Profiling Architecture

This section describes the control flow for Profiling. The communication diagram below introduces the main components and illustrates the process of data collection, post-processing, and publishing. The diagram itself shall be understood in terms of top-down abstraction (high-level to low-level). The labels indicate the sequence of actions and activities.

  1. Offline, before the training, configuration file for focused profiling can be created. Typically, the default configuration covers most use cases.

  2. Also, the TensorBoard server can be started prior to training. It is a simple web server which formats and visualizes data in the log files generated by TensorFlow.

  3. Once the user initiates the training execution, TensorFlow (TF) runs standard initial steps such as generating computational graphs for forward and backward propagation. Then, TF starts the training, step by step (batch by batch). Prior to every batch execution, TF checks whether it is the first batch to profile. If it is, TF calls an API on SynapseAI to start recording of the Gaudi profile data.

  4. SynapseAI reads the configuration file for setting up specific profiling instructions to execute on the Gaudi accelerator and retrieves and collects profiling data. It should be noted that a similar process of profiling data collection is executed on the Host/CPU.

  5. SynapseAI collects profiling data from Gaudi.

  6. TF keeps checking whether to profile the next batch.
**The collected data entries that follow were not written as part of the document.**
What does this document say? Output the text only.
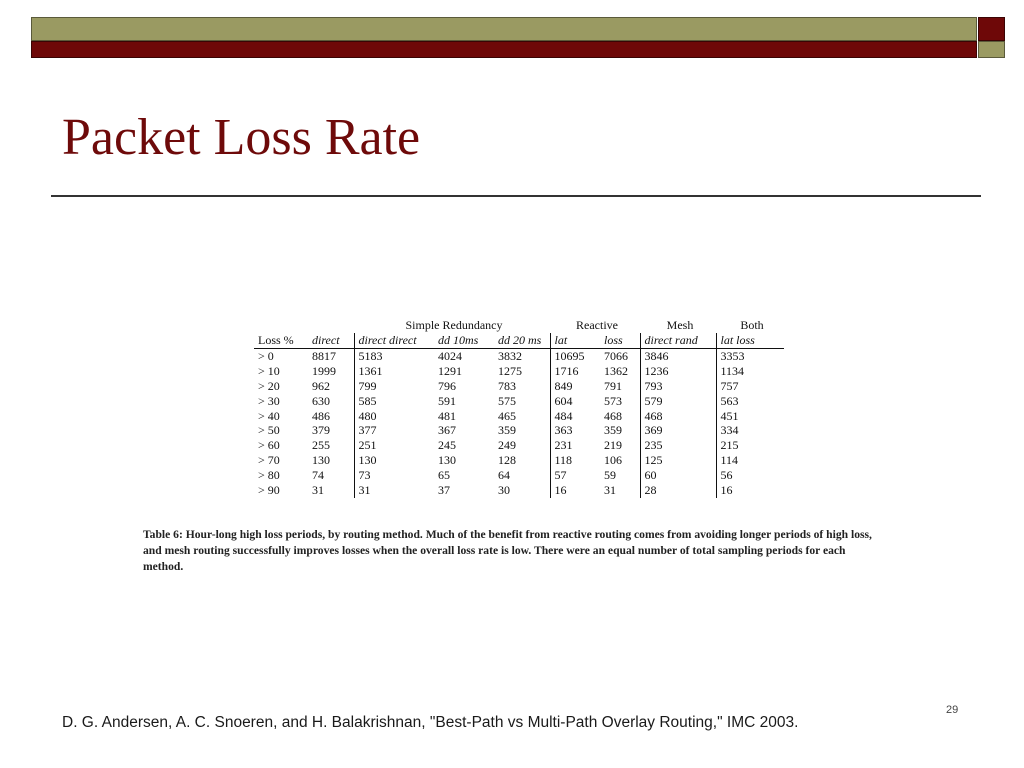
Packet Loss Rate
		Simple Redundancy			Reactive		Mesh	Both
Loss %	direct	direct direct	dd 10ms	dd 20 ms	lat	loss	direct rand	lat loss
> 0	8817	5183	4024	3832	10695	7066	3846	3353
> 10	1999	1361	1291	1275	1716	1362	1236	1134
> 20	962	799	796	783	849	791	793	757
> 30	630	585	591	575	604	573	579	563
> 40	486	480	481	465	484	468	468	451
> 50	379	377	367	359	363	359	369	334
> 60	255	251	245	249	231	219	235	215
> 70	130	130	130	128	118	106	125	114
> 80	74	73	65	64	57	59	60	56
> 90	31	31	37	30	16	31	28	16

Table 6: Hour-long high loss periods, by routing method. Much of the benefit from reactive routing comes from avoiding longer periods of high loss, and mesh routing successfully improves losses when the overall loss rate is low. There were an equal number of total sampling periods for each method.

29

D. G. Andersen, A. C. Snoeren, and H. Balakrishnan, "Best-Path vs Multi-Path Overlay Routing," IMC 2003.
If it was the last one to profile, TF sends a request to SynapseAI to stop profiling. SynapseAI will push the profile data collected during the entire sequence of steps back to TF.

  7. TF collects profiling data from the Host/CPU.

  8. TF runs some analytics on the collected data and prepares formatted logs.

  9. TensorBoard server is polling the logs and generating HTML pages for the browser.

  10. The browser displays the profiles data.